Tim Cook Defends Apple's Decision to Remove HKmap.live App 

This crowdsourced app used by Hong Kong protesters was removed by Apple—now Tim Cook is defending the decision.

Apple removed an app used by Hong Kong Protesters—now CEO Tim Cook is defending the company’s actions.

The App HKmap.live displays crowdsourced information about the concentration of police in certain areas. During Hong Kong’s ongoing pro-democracy protests and demonstrations, protesters have reportedly used the app to confrontations with police. Apple removed the app from its App Store on October 10, after rejecting and then reinstating it earlier this month.

“It is no secret that technology can be used for good or for ill. This case is no different. The app in question allowed for the crowdsourced reporting and mapping of police checkpoints, protest hotspots and other information. On its own, this information is benign,” Cook wrote today in a letter to all Apple employees. “However, over the past several days we received credible information, from the Hong Kong Cybersecurity and Technology Crime Bureau, as well as from users in Hong Kong, that the app was being used maliciously to target individual officers for violence and to victimize individuals and property where no police are present. This use put the app in violation of Hong Kong law.”

HKmap.live tweeted that it disagreed with Cook’s letter, stating, “There is 0 evidence to support [Cybersecurity and Technology Crime Bureau’s] accusation that HK map App has been used to target and ambush police, threaten public safety, and criminals have used it to victimize residents in areas where they know there is no law enforcement.” The app also says its moderators ban users who repeatedly attempt to post content that encourages criminal activity.

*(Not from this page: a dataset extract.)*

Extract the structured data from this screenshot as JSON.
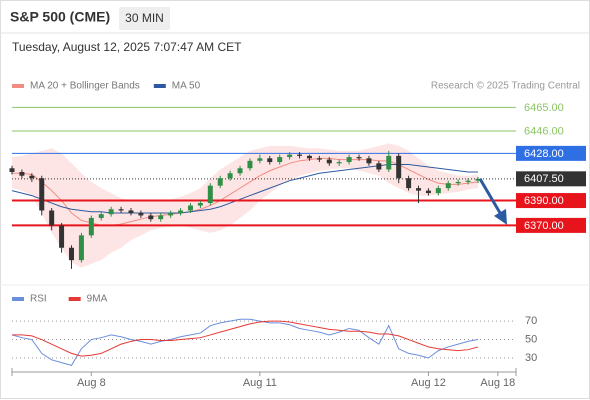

After Apple removed to app on October 10, it was criticized by U.S. lawmakers of both parties.

“An authoritarian regime is violently suppressing its own citizens who are fighting for democracy,” Oregon Senator Ron Wyden tweeted. “Apple just sided with them.”

“Apple assured me last week that their initial decision to ban this app was a mistake,” Missouri Senator Josh Hawley stated online. “Looks like the Chinese censors have had a word with them since. Who is really running Apple? Tim Cook or Beijing?”